Harmonic at the Olympics

Harmonic announced it will provide Omneon MediaGrid shared storage systems and ProMedia Carbon enterprise transcoding software to NBC Olympics, a division of the NBC Sports Group, during its production of the 2012 London Olympic Games from London, England, July 27-Aug. 12. The announcement was made today by David Mazza, senior vice president of engineering for NBC Olympics, and Matt Adams, Harmonic vice president of broadcast solutions for the Olympics.

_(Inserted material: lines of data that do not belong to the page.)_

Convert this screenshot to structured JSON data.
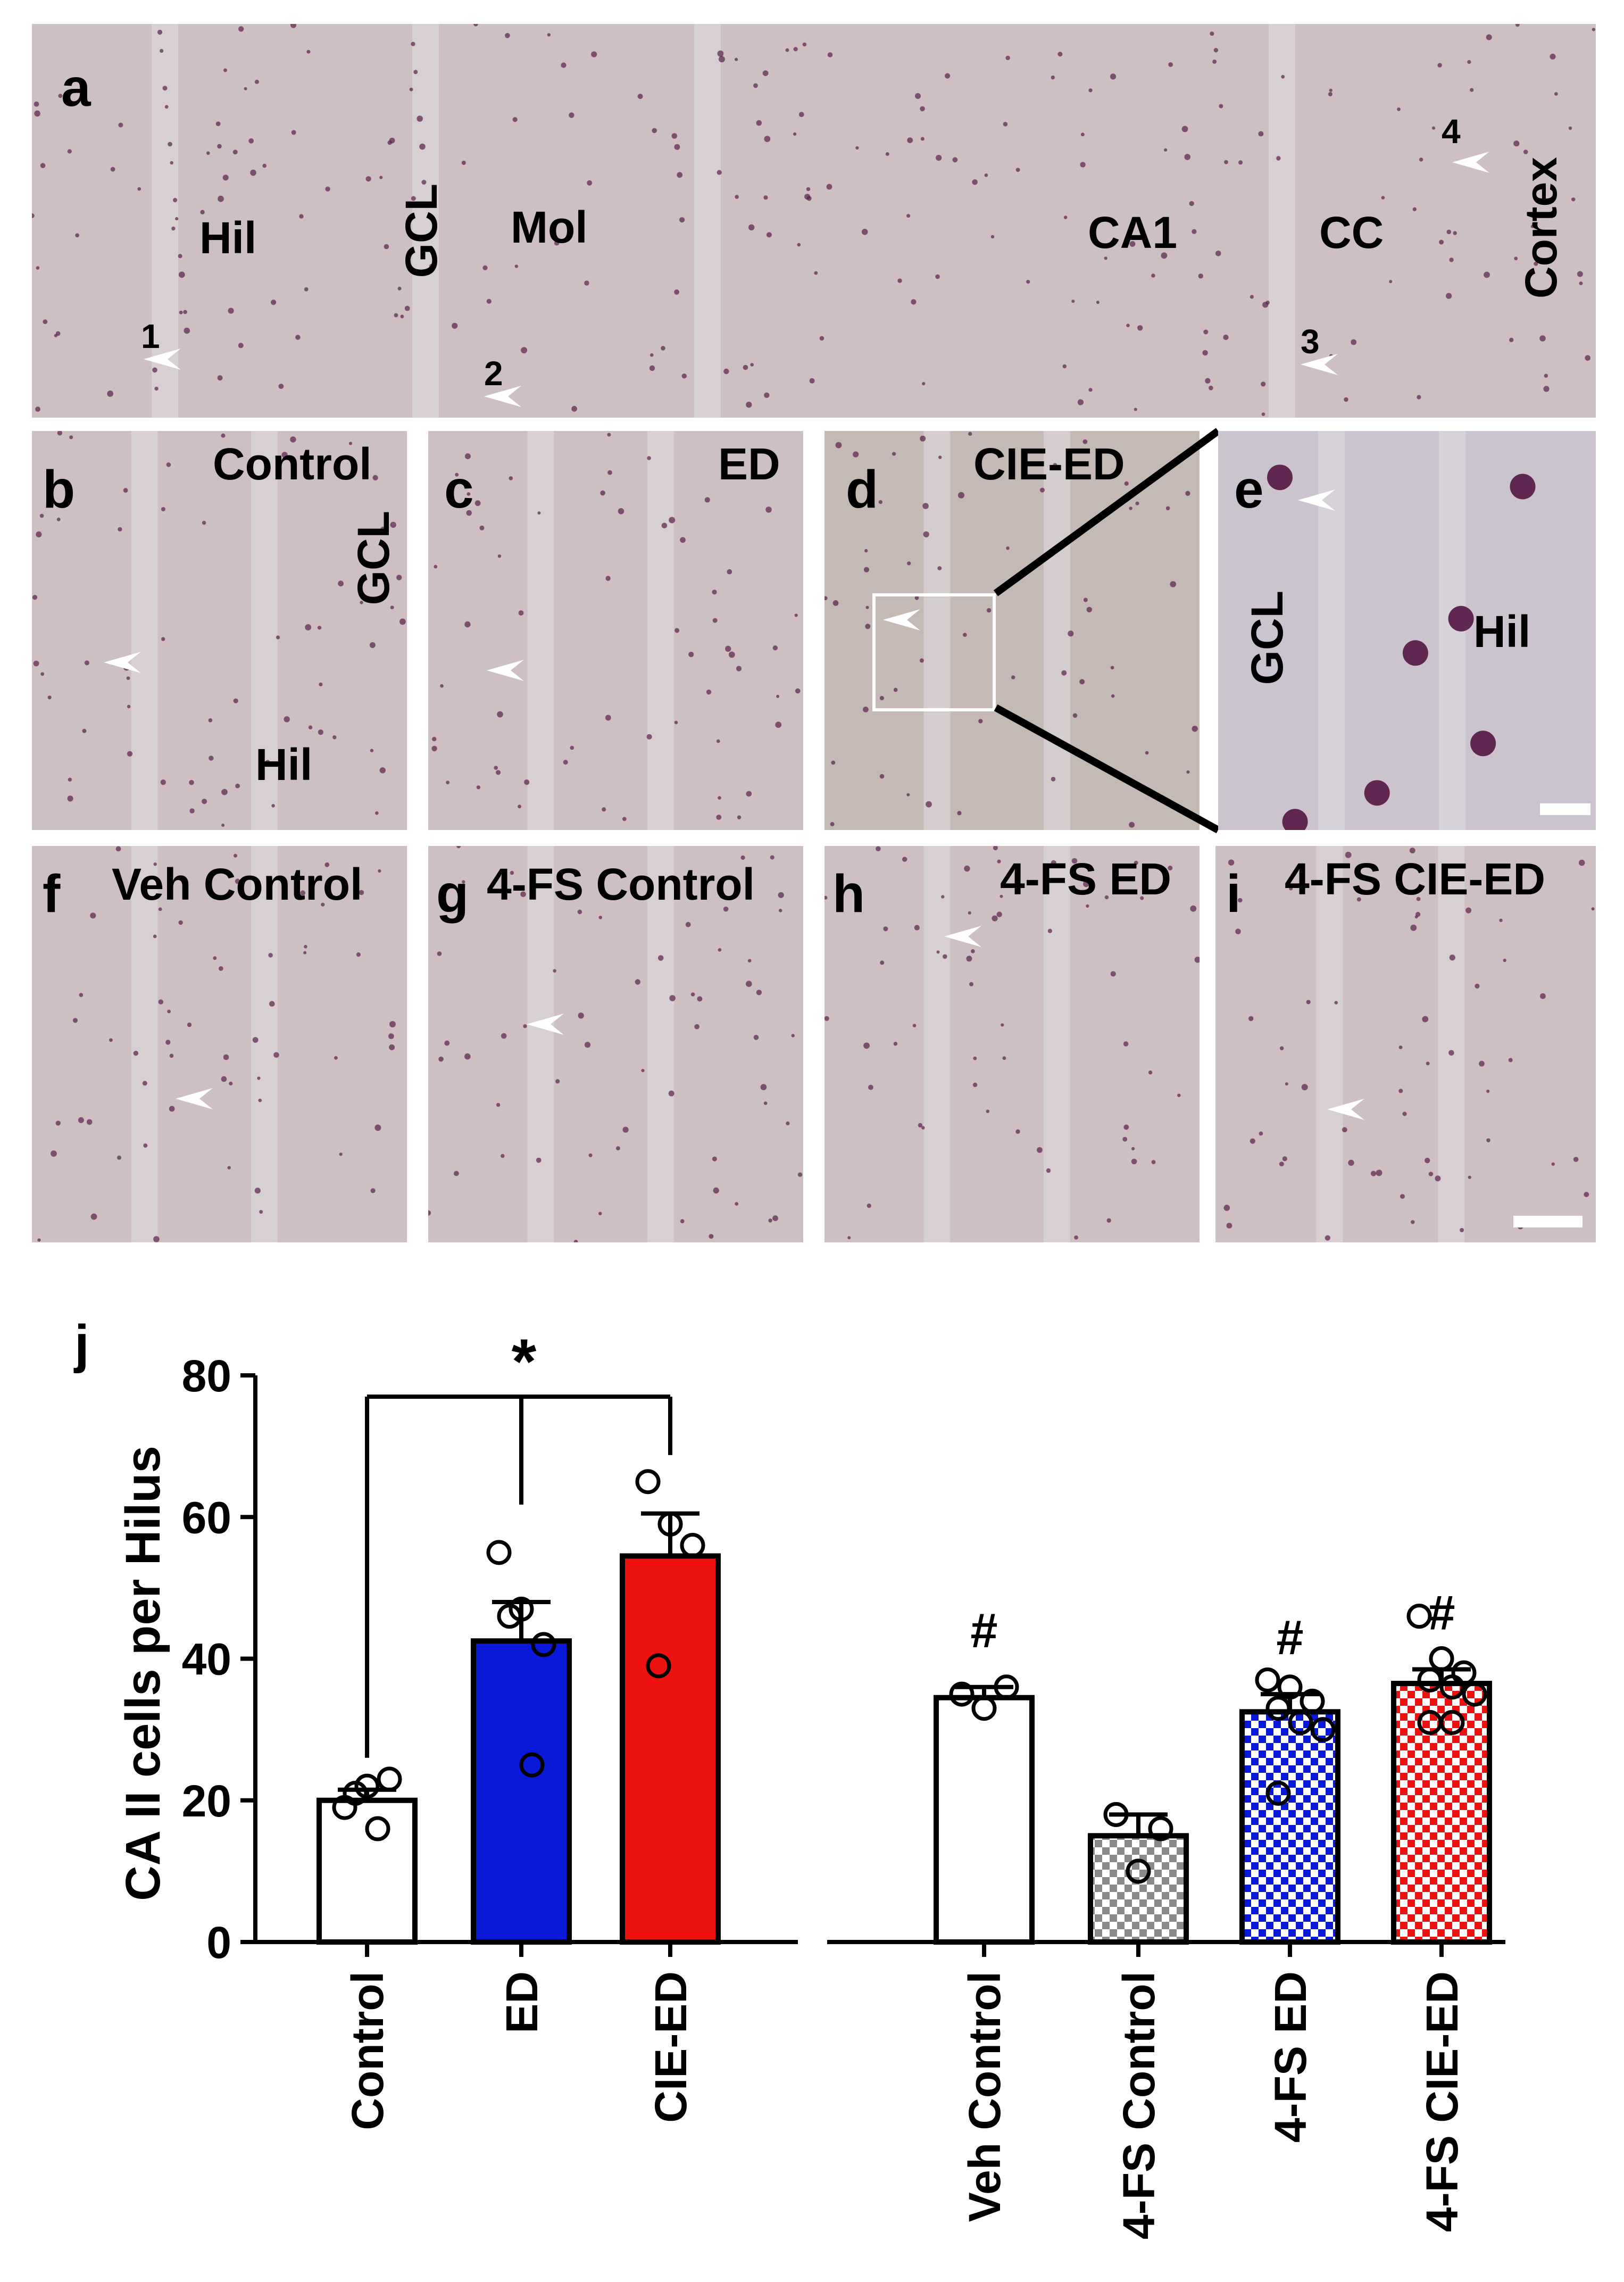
{
  "panels": {
    "a": {
      "letter": "a",
      "regions": [
        "Hil",
        "GCL",
        "Mol",
        "CA1",
        "CC",
        "Cortex"
      ],
      "markers": [
        "1",
        "2",
        "3",
        "4"
      ]
    },
    "b": {
      "letter": "b",
      "title": "Control",
      "regions": [
        "GCL",
        "Hil"
      ]
    },
    "c": {
      "letter": "c",
      "title": "ED"
    },
    "d": {
      "letter": "d",
      "title": "CIE-ED"
    },
    "e": {
      "letter": "e",
      "regions": [
        "GCL",
        "Hil"
      ]
    },
    "f": {
      "letter": "f",
      "title": "Veh Control"
    },
    "g": {
      "letter": "g",
      "title": "4-FS Control"
    },
    "h": {
      "letter": "h",
      "title": "4-FS ED"
    },
    "i": {
      "letter": "i",
      "title": "4-FS CIE-ED"
    }
  },
  "colors": {
    "tissue": "#cdbfc2",
    "cell": "#5a1f4a",
    "arrow": "#ffffff",
    "blue": "#0a18d8",
    "red": "#ee1111",
    "gray": "#8a8a8a"
  },
  "chart_data": {
    "type": "bar",
    "panel_letter": "j",
    "ylabel": "CA II cells per Hilus",
    "ylim": [
      0,
      80
    ],
    "yticks": [
      0,
      20,
      40,
      60,
      80
    ],
    "groups": [
      {
        "bars": [
          {
            "label": "Control",
            "mean": 20,
            "sem": 1.5,
            "fill": "white",
            "points": [
              19,
              22,
              23,
              21,
              16
            ]
          },
          {
            "label": "ED",
            "mean": 42.5,
            "sem": 5.5,
            "fill": "blue",
            "points": [
              55,
              47,
              42,
              46,
              25
            ]
          },
          {
            "label": "CIE-ED",
            "mean": 54.5,
            "sem": 6,
            "fill": "red",
            "points": [
              65,
              59,
              56,
              39
            ]
          }
        ],
        "significance": {
          "symbol": "*",
          "compare": [
            "Control",
            "ED",
            "CIE-ED"
          ]
        }
      },
      {
        "bars": [
          {
            "label": "Veh Control",
            "mean": 34.5,
            "sem": 1.5,
            "fill": "white",
            "annotation": "#",
            "points": [
              35,
              33,
              36
            ]
          },
          {
            "label": "4-FS Control",
            "mean": 15,
            "sem": 3,
            "fill": "gray-check",
            "points": [
              18,
              10,
              16
            ]
          },
          {
            "label": "4-FS ED",
            "mean": 32.5,
            "sem": 2.5,
            "fill": "blue-check",
            "annotation": "#",
            "points": [
              37,
              36,
              34,
              33,
              31,
              30,
              21
            ]
          },
          {
            "label": "4-FS CIE-ED",
            "mean": 36.5,
            "sem": 2,
            "fill": "red-check",
            "annotation": "#",
            "points": [
              46,
              40,
              38,
              37,
              36,
              35,
              31,
              31
            ]
          }
        ]
      }
    ]
  }
}
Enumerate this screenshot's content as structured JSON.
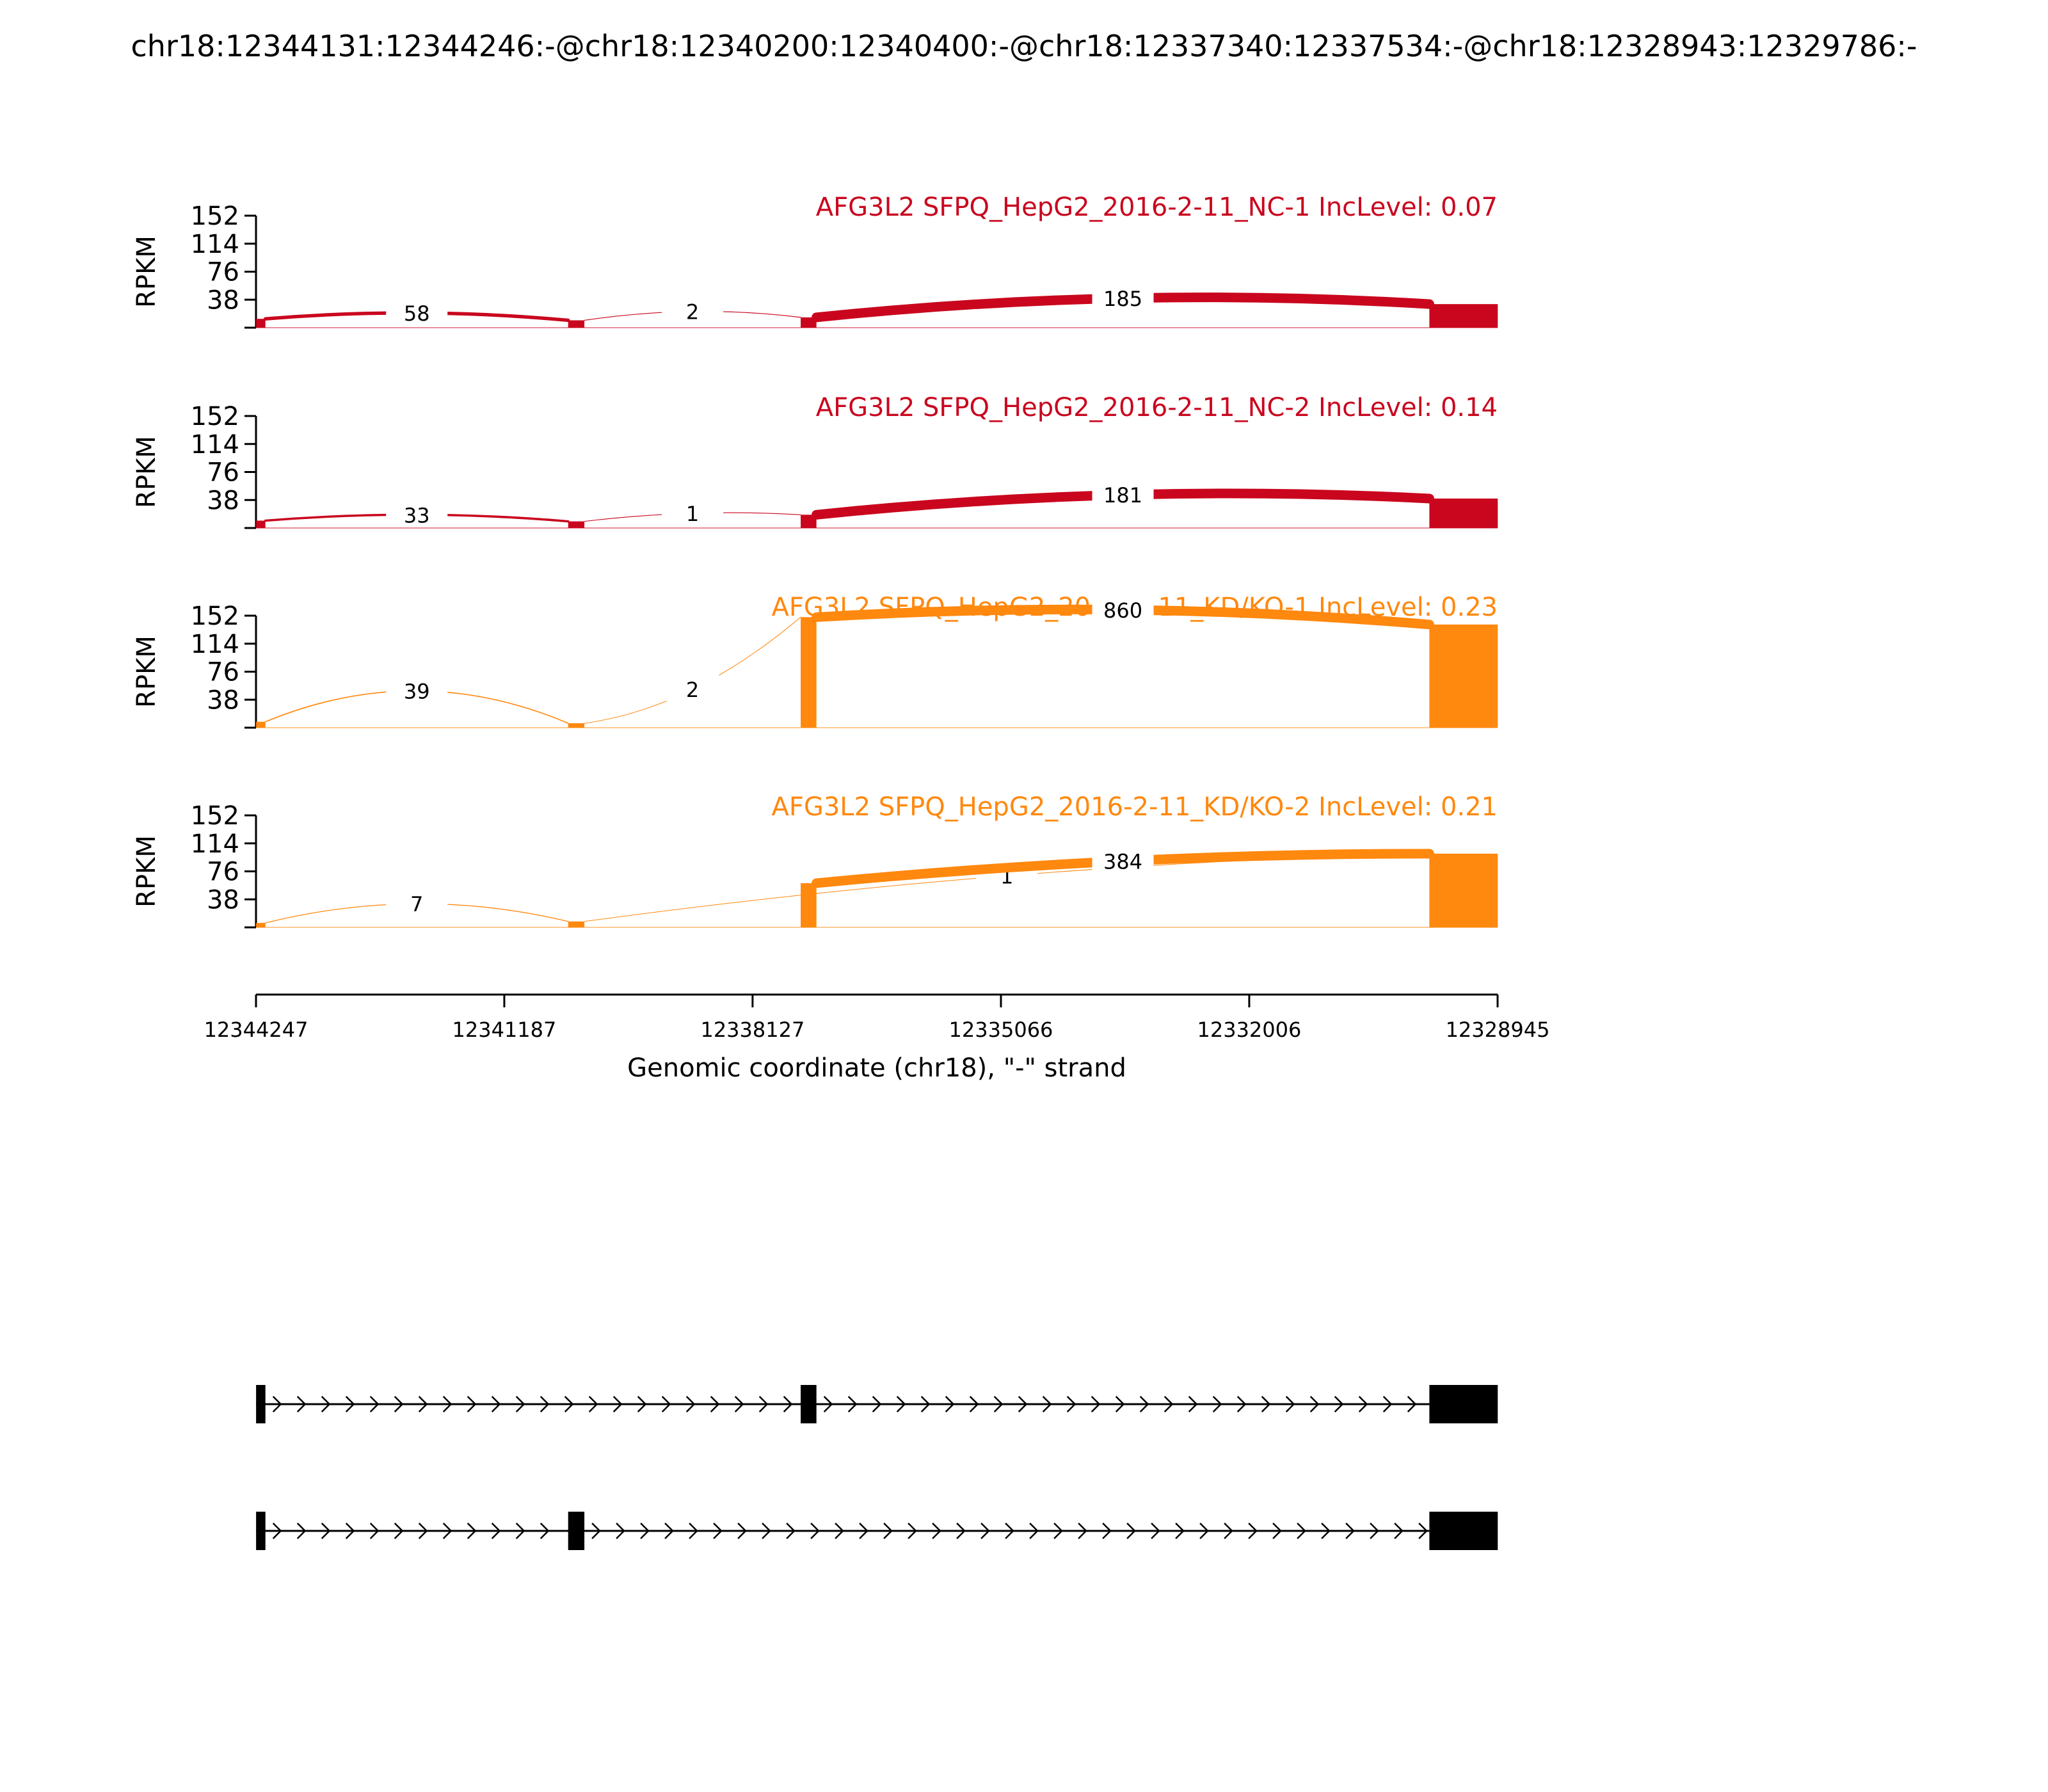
{
  "figure_title": "chr18:12344131:12344246:-@chr18:12340200:12340400:-@chr18:12337340:12337534:-@chr18:12328943:12329786:-",
  "y_axis_label": "RPKM",
  "x_axis_label": "Genomic coordinate (chr18), \"-\" strand",
  "colors": {
    "NC": "#c9061e",
    "KD": "#ff880e"
  },
  "chart_data": {
    "type": "sashimi",
    "title": "chr18:12344131:12344246:-@chr18:12340200:12340400:-@chr18:12337340:12337534:-@chr18:12328943:12329786:-",
    "xlabel": "Genomic coordinate (chr18), \"-\" strand",
    "ylabel": "RPKM",
    "xlim": [
      12344247,
      12328945
    ],
    "x_ticks": [
      "12344247",
      "12341187",
      "12338127",
      "12335066",
      "12332006",
      "12328945"
    ],
    "ylim": [
      0,
      152
    ],
    "y_ticks": [
      "38",
      "76",
      "114",
      "152"
    ],
    "exons": {
      "A": [
        12344131,
        12344246
      ],
      "B": [
        12340200,
        12340400
      ],
      "C": [
        12337340,
        12337534
      ],
      "D": [
        12328943,
        12329786
      ]
    },
    "panels": [
      {
        "label": "AFG3L2 SFPQ_HepG2_2016-2-11_NC-1 IncLevel: 0.07",
        "group": "NC",
        "coverage": {
          "A": 12,
          "B": 10,
          "C": 14,
          "D": 32
        },
        "junctions": [
          {
            "from": "A",
            "to": "B",
            "count": "58",
            "height": 20,
            "side": "top"
          },
          {
            "from": "B",
            "to": "C",
            "count": "2",
            "height": 22,
            "side": "top"
          },
          {
            "from": "C",
            "to": "D",
            "count": "185",
            "height": 40,
            "side": "top"
          }
        ]
      },
      {
        "label": "AFG3L2 SFPQ_HepG2_2016-2-11_NC-2 IncLevel: 0.14",
        "group": "NC",
        "coverage": {
          "A": 10,
          "B": 9,
          "C": 18,
          "D": 40
        },
        "junctions": [
          {
            "from": "A",
            "to": "B",
            "count": "33",
            "height": 18,
            "side": "top"
          },
          {
            "from": "B",
            "to": "C",
            "count": "1",
            "height": 20,
            "side": "top"
          },
          {
            "from": "C",
            "to": "D",
            "count": "181",
            "height": 45,
            "side": "top"
          }
        ]
      },
      {
        "label": "AFG3L2 SFPQ_HepG2_2016-2-11_KD/KO-1 IncLevel: 0.23",
        "group": "KD",
        "coverage": {
          "A": 8,
          "B": 6,
          "C": 150,
          "D": 140
        },
        "junctions": [
          {
            "from": "A",
            "to": "B",
            "count": "39",
            "height": 50,
            "side": "top"
          },
          {
            "from": "B",
            "to": "C",
            "count": "2",
            "height": 52,
            "side": "top"
          },
          {
            "from": "C",
            "to": "D",
            "count": "860",
            "height": 160,
            "side": "top"
          }
        ]
      },
      {
        "label": "AFG3L2 SFPQ_HepG2_2016-2-11_KD/KO-2 IncLevel: 0.21",
        "group": "KD",
        "coverage": {
          "A": 6,
          "B": 8,
          "C": 60,
          "D": 100
        },
        "junctions": [
          {
            "from": "A",
            "to": "B",
            "count": "7",
            "height": 32,
            "side": "top"
          },
          {
            "from": "B",
            "to": "D",
            "count": "1",
            "height": 70,
            "side": "top"
          },
          {
            "from": "C",
            "to": "D",
            "count": "384",
            "height": 90,
            "side": "top"
          }
        ]
      }
    ],
    "isoforms": [
      {
        "exons": [
          "A",
          "C",
          "D"
        ]
      },
      {
        "exons": [
          "A",
          "B",
          "D"
        ]
      }
    ]
  }
}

Harmonic’s media storage and transcoding systems will enable NBC Olympics to process and deliver high-quality content quickly, while relying entirely on digital media in a file-based environment within the NBC Olympics Highlights Factory, which is used to support content creation for NBCOlympics.com, mobile platform distribution, and IPTV and VOD services. The integration of the MediaGrid storage systems with Avid edit and media management systems facilitates a fast, highly efficient file-based highlights production workflow in which all editors have immediate and simultaneous access to content.

To ensure fast turnaround for on-demand content, NBC Olympics will use a ProMedia Carbon transcoding farm to generate the high-quality multiformat video delivered to TVs, PCs and mobile devices via the NBCOlympics.com website. Supporting an extensive array of acquisition, editing, broadcast, Web and mobile video formats, ProMedia Carbon minimizes file movement and improves workflow efficiency by enabling all transcoding operations to be performed in place on the MediaGrid file system.

During the 2012 London Olympic Games, incoming HD content from different venues will be recorded by Sony XDCAM XDS-PD1000 systems and transferred along with a low-res proxy to a 288TB MediaGrid at the International Broadcast Center in London. At the same time, those full-resolution recordings will be replicated and transferred by Harmonic’s ProCast IP acceleration solution over a 10G circuit to a 432TB MediaGrid system at NBCUniversal’s “30 Rock” facility in New York City. In both London and New York, ProMedia Carbon will perform transcoding of content on the MediaGrid systems.

The Avid Interplay MAM will give users on both sides of the Atlantic access not only to proxy versions of newly captured content, which they can use to create their shotlists, but also to extensive live logs and stats, scoring, and timing information embedded as metadata. The resulting shotlists will be sent out to distribution outlets or delivered to edit rooms when needed for broadcast.